Commissioner of the Federal Communications Commission
- In office May 23, 1994 – November 3, 1997
- President: Bill Clinton
- Preceded by: Sherrie P. Marshall
- Succeeded by: Michael Powell

Personal details
- Born: June 22, 1959 (age 66) Stockton, California
- Party: Republican
- Education: University of California, Berkeley (B.A.) University of California, Hastings (J.D.)

= Rachelle B. Chong =

American lawyer

Rachelle B. Chong (born June 22, 1959) is an American attorney and former government official who served as a Commissioner of the Federal Communications Commission (FCC) from 1994 to 1997. A member of the Republican Party, Chong was the first Asian-American to serve on the FCC. Chong later served as a commissioner of the California Public Utilities Commission (PUC) from 2006 to 2009.

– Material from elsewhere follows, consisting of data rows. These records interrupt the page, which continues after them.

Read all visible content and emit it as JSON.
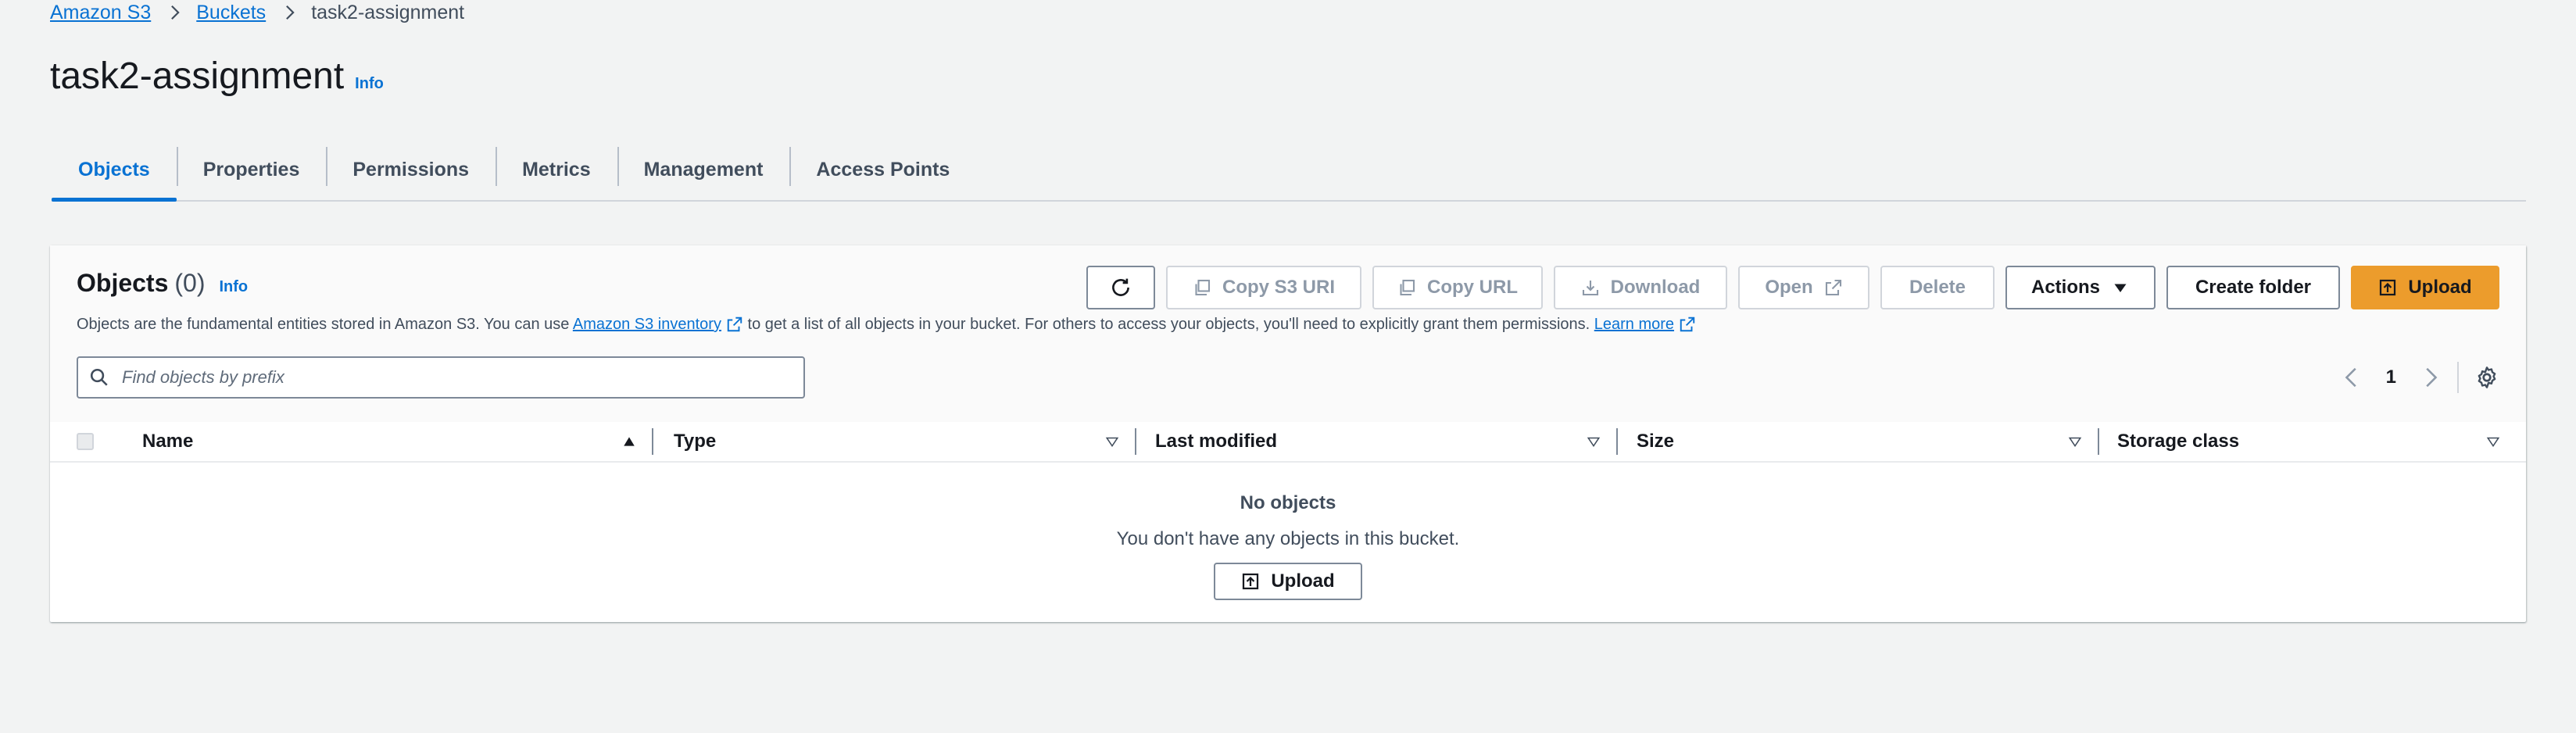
{
  "breadcrumb": {
    "items": [
      "Amazon S3",
      "Buckets"
    ],
    "current": "task2-assignment"
  },
  "header": {
    "title": "task2-assignment",
    "info": "Info"
  },
  "tabs": [
    "Objects",
    "Properties",
    "Permissions",
    "Metrics",
    "Management",
    "Access Points"
  ],
  "active_tab": "Objects",
  "objects_panel": {
    "title": "Objects",
    "count": "(0)",
    "info": "Info",
    "desc_before": "Objects are the fundamental entities stored in Amazon S3. You can use",
    "desc_link": "Amazon S3 inventory",
    "desc_after": "to get a list of all objects in your bucket. For others to access your objects, you'll need to explicitly grant them permissions.",
    "learn_more": "Learn more"
  },
  "toolbar": {
    "copy_s3_uri": "Copy S3 URI",
    "copy_url": "Copy URL",
    "download": "Download",
    "open": "Open",
    "delete": "Delete",
    "actions": "Actions",
    "create_folder": "Create folder",
    "upload": "Upload"
  },
  "search": {
    "placeholder": "Find objects by prefix"
  },
  "pagination": {
    "page": "1"
  },
  "table": {
    "columns": [
      "Name",
      "Type",
      "Last modified",
      "Size",
      "Storage class"
    ]
  },
  "empty_state": {
    "title": "No objects",
    "message": "You don't have any objects in this bucket.",
    "upload": "Upload"
  },
  "colors": {
    "link": "#0972d3",
    "primary_button": "#ec9c2c",
    "background": "#f2f3f3"
  }
}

== Early life and education ==
Rachelle B. Chong was born on June 22, 1959, in Stockton, California, where she was raised. Chong is the great-grandniece of Hong Yen Chang, an immigrant from modern-day Guangdong, China who became the first Chinese-American attorney. Chong attended Lincoln High School, where she edited the school newspaper.

Chong attended the University of California, Berkeley, where she received dual degrees in political science and journalism. Chong received her J.D. degree from the University of California, Hastings College of the Law.

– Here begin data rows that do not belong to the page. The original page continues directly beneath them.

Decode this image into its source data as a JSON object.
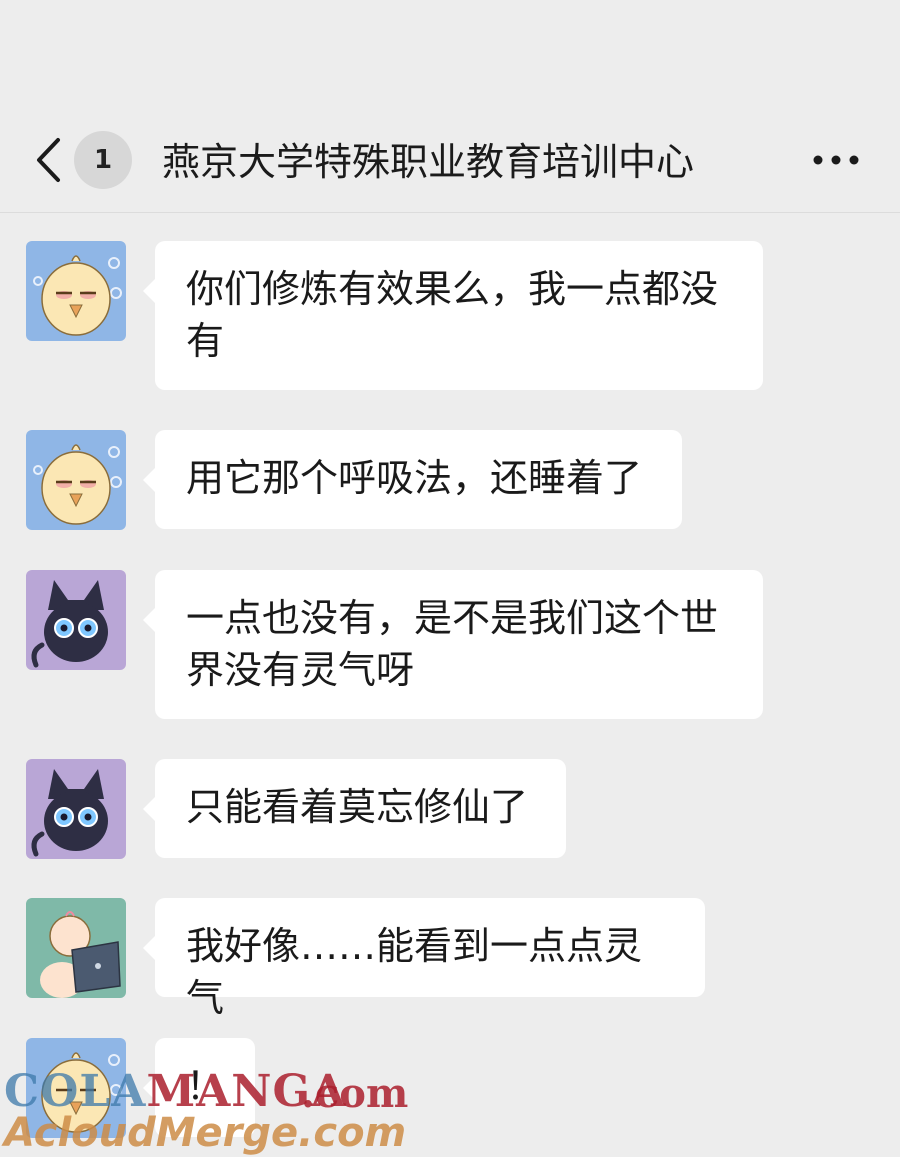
{
  "header": {
    "back_icon": "chevron-left-icon",
    "unread_count": "1",
    "title": "燕京大学特殊职业教育培训中心",
    "more_icon": "ellipsis-icon"
  },
  "messages": [
    {
      "avatar": "duck-avatar",
      "text": "你们修炼有效果么，我一点都没有"
    },
    {
      "avatar": "duck-avatar",
      "text": "用它那个呼吸法，还睡着了"
    },
    {
      "avatar": "black-cat-avatar",
      "text": "一点也没有，是不是我们这个世界没有灵气呀"
    },
    {
      "avatar": "black-cat-avatar",
      "text": "只能看着莫忘修仙了"
    },
    {
      "avatar": "baby-laptop-avatar",
      "text": "我好像……能看到一点点灵气"
    },
    {
      "avatar": "duck-avatar",
      "text": "！"
    }
  ],
  "watermark": {
    "line1_a": "COLA",
    "line1_b": "MANGA",
    "line1_suffix": ".com",
    "line2": "AcloudMerge.com"
  },
  "colors": {
    "background": "#ededed",
    "bubble": "#ffffff",
    "text": "#1a1a1a"
  }
}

== Federal Communications Commission (FCC) ==
Chong was appointed in May 1994 by President Bill Clinton to serve on the Federal Communications Commission (FCC). At the time of her appointment, Chong worked as an attorney at San Francisco-based law firm Graham & James, where she specialized in telecommunications law.

At age 35 years, Chong was the youngest member of the commission at the time of her appointment. As a member of the FCC, Chong voted against an inquiry into the impact of liquor advertising on children. Chong argued that if the agency investigated the impact of liquor ads, the FCC would arguably have "an obligation to also investigate car advertising that features air bags and sugared cereal advertising" as well.

=== Renomination effort ===
In 1997, it was reported that Chong was unlikely to be appointed to a second term in office. According to Variety, amid uncertainty about whether she would be re-appointed to the FCC, Chong "took the unusual step of publicly campaigning for reappointment". The effort was reportedly controversial among organizations such as the conservative National Taxpayers Union (NTU), who wrote to Chong that they were "deeply disturbed by reports… that you are asking industry groups to support your nomination". Chong was ultimately not selected for renomination, and was replaced on the FCC by fellow Republican Michael Powell.

== Post-FCC career ==

=== California Public Utilities Commission ===
From 2006 to 2009, Chong was appointed by Governor Arnold Schwarzenegger to the California Public Utilities Commission (PUC). As a member of the PUC, Chong was credited with helping to deregulate most landline services operating in California, a measure supported by AT&T and Verizon. In this capacity, she would return to the FCC in 2008 as a member of the agency's Federal-State Joint Conference on Advanced Services, alongside five other state utilities officials.

The East Bay Times described Chong as "the California Public Utilities Commission member consumer advocates love to hate", and advocacy groups including the Consumer Federation of California mobilized in opposition to her confirmation. In 2009, the California State Senate blocked Chong from being confirmed for a full term in office.

=== Private sector ===
In 2011, Chong was named by Comcast as the company's regional vice president of government affairs for California. In 2020, Chong was named as a member of T-Mobile's 14-member advisory committee on diversity.

== Personal life ==
Chong was married to Kirk Del Prete, a fellow graduate of UC Hastings, until his death in 2015. Chong is the mother of twins.

=== Star Trek ===
As a member of the FCC, Chong was noted for being a devout fan of Star Trek, with her official bio on the FCC website noted that she was a "Trekkie". After taking office in 1995, Chong sported "com badge" featured in the series on her dress. According to the Washington Post, Chong's "passion is watching "Star Trek: The Next Generation," every episode, several times."